(Protein just kicks around in the middle - let's park him for now)
Tradition says: eat carbs, a lot of them, they're your most effective source of fuel.
HFLC says: you can do just as well (better?) using fat as a primary fuel.
Who is right?
It's really difficult to discern.
Dr Timothy Noakes
Most recently I listened to the Velonews Podcast "Inside Ketogenic and High Fat Diets".
Click here to listen.
They interviewed Dr. Timothy Noakes - who wrote "The Lore of Running" which praised carbs... only to in recent years do a 180 degree turn and support a HFLC/Keto regimen. It is a fascinating listen.
Fat: More Energy, More Stored
One undisputable fact is that you have tens of thousands of calories of fat available to you on your body, vs only a couple thousand tops of carbohydrates. So fat has to play some role when you get into longer endurance sports.
Studies have shown that fat-adapted athletes (those who have been on low carbs for 6-8 weeks, generally) can metabolize 2.5 times more fat per hour. I did some quick math and it comes out to 600kCal based on some studies. That's a very big chunk of what I need, just from the fat I already have too much for.
Performance ... Wither Efficiency?
This is where the crux of the debate is. The good thing about carbs - they are stored in your muscles and are ready to go. Even when you ingest glucose - it goes straight to the blood stream, it's metabolized easily and quickly.
So can fat, which has a longer metabolic pathway from need to burn, compete?
Some studies have suggested "No". This article does a pretty good job looking at one of the studies - during a training camp, athletes who switched to a HFLC diet failed to gain any performance, vs the regular carb athletes.
Hold on, says Dr Noakes. Those athletes weren't already fat adapted, so they were going through the adaptation while taking on hard training - maybe the results would have been different if they were already fat adapted!
It's hard to tease out for sure. If I were an Olympian with lofty performance goals I would stick to tradition until the science is clearer. Noakes works with those folks, though, so maybe not!
I have been doing intermittent fasting for about 11 weeks now, which isn't exactly the same as HFLC but at the same time it kind of is. Low carbs, relying on fat. When I do eat I have been lowering carbs, although not religiously.

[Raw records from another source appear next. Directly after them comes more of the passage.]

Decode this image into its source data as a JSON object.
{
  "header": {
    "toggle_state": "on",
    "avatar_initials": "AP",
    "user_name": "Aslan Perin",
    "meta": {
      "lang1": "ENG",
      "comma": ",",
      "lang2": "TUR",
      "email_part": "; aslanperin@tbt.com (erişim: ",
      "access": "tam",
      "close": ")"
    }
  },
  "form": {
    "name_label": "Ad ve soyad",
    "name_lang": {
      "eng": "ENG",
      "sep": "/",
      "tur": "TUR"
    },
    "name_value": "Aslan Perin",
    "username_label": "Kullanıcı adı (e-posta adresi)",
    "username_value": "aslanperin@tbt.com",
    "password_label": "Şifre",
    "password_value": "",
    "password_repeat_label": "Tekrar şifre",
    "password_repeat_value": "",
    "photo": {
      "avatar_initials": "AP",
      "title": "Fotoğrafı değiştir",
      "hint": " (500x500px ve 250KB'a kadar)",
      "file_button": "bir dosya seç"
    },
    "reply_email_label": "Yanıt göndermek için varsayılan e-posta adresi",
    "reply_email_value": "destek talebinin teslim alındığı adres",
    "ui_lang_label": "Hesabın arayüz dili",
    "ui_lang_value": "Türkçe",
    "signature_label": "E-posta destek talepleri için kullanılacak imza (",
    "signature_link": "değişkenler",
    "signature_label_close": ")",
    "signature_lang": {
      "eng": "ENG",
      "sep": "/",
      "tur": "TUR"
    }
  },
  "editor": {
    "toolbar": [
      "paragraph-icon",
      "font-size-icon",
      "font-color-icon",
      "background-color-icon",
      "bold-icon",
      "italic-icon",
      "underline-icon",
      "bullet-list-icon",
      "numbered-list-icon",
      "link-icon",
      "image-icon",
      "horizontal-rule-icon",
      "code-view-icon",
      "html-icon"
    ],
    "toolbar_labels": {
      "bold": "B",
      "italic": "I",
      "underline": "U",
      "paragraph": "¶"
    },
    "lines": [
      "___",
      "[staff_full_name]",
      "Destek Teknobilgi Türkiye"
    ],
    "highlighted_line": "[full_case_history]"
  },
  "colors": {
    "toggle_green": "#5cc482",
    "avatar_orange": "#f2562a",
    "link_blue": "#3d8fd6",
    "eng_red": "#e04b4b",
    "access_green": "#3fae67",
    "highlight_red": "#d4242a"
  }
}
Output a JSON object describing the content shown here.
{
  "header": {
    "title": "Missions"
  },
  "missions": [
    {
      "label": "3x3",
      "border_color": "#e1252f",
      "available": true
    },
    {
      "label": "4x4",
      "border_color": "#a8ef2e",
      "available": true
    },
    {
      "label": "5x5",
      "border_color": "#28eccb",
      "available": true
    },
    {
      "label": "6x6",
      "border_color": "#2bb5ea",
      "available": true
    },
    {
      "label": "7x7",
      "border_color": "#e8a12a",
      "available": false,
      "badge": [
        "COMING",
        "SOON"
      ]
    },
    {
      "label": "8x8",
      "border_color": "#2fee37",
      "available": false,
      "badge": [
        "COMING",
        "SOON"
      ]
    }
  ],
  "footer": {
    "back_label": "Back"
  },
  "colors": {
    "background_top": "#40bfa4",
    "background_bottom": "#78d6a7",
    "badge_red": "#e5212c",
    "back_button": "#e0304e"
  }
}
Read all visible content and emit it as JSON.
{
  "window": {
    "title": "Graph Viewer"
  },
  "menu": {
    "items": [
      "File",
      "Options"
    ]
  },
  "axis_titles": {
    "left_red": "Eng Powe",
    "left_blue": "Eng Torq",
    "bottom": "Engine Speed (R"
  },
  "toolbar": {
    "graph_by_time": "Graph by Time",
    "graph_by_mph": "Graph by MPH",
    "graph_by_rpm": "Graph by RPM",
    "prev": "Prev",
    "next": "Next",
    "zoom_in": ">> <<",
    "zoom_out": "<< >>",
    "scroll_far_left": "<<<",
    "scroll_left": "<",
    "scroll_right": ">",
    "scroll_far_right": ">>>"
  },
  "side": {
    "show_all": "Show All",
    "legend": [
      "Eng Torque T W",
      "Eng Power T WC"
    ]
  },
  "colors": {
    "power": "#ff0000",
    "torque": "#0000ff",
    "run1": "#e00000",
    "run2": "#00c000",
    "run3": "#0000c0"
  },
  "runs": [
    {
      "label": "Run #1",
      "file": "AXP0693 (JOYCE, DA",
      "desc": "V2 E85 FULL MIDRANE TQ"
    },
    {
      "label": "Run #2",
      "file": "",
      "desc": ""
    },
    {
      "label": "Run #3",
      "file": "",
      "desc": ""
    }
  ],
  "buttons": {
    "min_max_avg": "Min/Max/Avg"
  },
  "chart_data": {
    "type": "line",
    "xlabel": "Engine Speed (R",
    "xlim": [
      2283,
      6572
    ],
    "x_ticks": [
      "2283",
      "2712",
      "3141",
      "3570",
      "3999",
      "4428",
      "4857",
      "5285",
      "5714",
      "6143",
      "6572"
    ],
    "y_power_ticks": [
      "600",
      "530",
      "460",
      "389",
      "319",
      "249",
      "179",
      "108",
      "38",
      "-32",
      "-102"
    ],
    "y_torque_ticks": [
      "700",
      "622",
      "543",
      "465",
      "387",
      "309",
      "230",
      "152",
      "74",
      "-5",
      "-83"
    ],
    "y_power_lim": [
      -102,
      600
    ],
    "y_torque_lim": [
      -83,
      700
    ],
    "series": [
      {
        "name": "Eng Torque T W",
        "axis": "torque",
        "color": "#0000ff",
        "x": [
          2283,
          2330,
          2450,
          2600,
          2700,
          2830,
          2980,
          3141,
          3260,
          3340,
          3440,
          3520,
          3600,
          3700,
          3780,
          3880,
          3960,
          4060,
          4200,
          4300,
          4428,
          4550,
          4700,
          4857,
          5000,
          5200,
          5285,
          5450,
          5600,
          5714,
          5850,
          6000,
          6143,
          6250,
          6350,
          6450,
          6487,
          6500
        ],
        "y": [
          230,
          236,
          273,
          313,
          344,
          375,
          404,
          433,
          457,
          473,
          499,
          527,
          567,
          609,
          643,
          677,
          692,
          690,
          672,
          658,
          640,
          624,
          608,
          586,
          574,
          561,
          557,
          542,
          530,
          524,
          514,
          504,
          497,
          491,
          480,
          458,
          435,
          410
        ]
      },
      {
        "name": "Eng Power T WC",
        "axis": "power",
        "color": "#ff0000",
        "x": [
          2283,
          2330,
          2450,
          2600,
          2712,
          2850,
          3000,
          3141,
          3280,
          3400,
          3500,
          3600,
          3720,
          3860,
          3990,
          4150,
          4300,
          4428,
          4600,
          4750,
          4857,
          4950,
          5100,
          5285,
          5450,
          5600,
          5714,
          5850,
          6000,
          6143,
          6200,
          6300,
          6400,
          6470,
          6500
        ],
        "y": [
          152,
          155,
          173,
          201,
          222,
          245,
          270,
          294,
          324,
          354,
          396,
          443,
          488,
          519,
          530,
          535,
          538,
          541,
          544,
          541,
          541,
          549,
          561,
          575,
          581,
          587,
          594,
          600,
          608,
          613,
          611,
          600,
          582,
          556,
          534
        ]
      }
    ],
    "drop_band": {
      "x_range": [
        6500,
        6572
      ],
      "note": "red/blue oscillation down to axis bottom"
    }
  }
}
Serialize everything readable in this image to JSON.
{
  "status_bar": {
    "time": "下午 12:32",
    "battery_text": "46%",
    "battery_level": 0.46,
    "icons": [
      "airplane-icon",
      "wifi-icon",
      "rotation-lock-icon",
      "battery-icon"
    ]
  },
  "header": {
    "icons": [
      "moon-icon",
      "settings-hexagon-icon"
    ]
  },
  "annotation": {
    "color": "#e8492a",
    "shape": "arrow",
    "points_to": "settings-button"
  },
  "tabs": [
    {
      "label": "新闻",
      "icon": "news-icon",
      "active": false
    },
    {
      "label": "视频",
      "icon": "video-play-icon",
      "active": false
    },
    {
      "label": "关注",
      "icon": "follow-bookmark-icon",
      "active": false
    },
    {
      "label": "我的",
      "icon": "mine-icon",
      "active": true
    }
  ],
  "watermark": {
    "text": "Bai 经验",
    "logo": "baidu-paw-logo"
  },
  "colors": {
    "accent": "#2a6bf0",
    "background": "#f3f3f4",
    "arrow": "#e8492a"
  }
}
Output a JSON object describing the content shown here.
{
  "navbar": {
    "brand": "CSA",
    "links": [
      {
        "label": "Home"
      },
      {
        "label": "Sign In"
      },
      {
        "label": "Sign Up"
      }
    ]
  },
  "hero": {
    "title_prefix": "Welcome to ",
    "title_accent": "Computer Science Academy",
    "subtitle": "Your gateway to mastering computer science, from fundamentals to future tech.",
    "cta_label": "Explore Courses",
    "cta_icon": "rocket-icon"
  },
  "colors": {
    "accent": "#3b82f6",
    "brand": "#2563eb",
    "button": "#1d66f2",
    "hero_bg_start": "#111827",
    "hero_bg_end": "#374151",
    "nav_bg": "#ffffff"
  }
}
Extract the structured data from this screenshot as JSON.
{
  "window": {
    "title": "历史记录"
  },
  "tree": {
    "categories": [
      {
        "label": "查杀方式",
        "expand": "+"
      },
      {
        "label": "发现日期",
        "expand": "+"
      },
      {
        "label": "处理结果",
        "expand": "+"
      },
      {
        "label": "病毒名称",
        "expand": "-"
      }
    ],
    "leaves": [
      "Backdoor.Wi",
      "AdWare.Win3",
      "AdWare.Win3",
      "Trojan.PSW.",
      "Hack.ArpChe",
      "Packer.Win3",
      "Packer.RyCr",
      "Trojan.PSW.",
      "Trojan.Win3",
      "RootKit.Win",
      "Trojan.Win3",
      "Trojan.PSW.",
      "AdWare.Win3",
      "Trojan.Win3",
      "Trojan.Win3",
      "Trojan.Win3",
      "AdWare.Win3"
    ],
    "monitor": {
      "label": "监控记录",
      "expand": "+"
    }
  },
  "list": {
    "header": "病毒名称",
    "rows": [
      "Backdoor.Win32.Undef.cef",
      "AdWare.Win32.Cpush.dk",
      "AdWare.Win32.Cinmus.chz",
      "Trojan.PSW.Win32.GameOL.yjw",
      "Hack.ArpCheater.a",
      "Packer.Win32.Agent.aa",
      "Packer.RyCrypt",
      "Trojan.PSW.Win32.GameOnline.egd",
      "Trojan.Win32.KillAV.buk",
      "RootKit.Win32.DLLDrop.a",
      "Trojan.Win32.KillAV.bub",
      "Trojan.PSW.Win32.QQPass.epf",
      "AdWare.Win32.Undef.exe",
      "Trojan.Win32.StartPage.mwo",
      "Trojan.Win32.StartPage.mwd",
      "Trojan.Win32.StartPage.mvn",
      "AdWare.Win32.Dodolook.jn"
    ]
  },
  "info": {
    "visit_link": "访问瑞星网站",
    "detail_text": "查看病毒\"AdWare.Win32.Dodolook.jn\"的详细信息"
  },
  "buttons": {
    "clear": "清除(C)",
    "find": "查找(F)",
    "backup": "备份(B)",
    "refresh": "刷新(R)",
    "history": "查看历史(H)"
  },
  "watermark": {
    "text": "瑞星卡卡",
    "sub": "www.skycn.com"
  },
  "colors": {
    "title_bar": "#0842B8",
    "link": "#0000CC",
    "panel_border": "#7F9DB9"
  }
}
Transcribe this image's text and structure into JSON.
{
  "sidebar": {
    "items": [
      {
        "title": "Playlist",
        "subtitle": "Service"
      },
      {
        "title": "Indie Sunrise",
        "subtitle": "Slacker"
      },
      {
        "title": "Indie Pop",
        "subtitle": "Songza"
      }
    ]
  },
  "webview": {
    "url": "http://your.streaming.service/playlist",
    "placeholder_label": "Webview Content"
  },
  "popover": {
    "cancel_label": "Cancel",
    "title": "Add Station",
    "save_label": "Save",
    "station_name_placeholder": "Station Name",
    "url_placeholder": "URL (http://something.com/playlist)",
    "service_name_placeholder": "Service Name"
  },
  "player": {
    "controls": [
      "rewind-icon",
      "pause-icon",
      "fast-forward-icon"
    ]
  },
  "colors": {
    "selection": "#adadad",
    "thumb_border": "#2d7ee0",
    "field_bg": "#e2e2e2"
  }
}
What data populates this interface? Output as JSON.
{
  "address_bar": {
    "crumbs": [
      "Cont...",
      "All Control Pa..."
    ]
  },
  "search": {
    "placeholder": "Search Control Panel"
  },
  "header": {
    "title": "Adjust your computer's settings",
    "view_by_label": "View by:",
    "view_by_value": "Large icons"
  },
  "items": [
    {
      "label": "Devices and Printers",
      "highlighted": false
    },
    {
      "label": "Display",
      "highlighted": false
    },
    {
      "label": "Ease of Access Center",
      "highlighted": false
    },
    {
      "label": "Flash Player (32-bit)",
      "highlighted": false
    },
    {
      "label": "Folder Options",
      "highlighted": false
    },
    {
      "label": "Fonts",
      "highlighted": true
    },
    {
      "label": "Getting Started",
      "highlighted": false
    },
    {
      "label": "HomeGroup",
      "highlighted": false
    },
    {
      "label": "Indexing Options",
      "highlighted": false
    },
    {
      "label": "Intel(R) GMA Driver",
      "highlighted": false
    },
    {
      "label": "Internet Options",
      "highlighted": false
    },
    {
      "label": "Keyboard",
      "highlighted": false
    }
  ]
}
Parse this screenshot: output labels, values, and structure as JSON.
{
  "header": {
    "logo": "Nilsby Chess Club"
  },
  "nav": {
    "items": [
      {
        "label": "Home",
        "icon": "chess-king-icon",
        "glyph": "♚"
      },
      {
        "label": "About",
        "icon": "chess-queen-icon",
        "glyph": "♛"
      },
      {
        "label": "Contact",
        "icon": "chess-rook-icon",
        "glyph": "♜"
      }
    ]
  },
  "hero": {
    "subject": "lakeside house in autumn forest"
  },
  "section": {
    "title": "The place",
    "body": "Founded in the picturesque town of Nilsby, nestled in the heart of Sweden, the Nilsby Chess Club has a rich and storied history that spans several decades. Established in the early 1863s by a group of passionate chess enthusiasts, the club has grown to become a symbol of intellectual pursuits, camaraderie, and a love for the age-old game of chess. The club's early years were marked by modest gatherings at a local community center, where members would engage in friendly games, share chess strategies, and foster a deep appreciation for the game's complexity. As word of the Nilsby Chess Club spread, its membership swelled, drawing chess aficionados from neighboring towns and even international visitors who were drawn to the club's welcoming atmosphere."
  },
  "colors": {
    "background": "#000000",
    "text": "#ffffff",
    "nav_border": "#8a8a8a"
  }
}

What have I noticed during fasted runs/rides?
Higher heart rate for sure - about 10bpm higher for equivalent running pace, poking up into the 180bpm range often with 175bpm average. For me that's crazy territory, 180bpm is close to "sprinting to the finish".
Noakes dismisses this - sure you need more oxygen to burn fat, so what?
My results somewhat back this up - my heart rate was high enough that I should have been completely wiped after 5km, but I did 12km with hills... so could be that my heart needs to beat faster, but am I necessarily less efficient? Will I run out of energy and be done?
I'm going to keep chugging and monitoring it. My goals aren't the same as an Olympian, I want to lose weight (and I'm down a whoooole bunch!) and be healthy, performance is really secondary, so I can afford to take a risk on performance.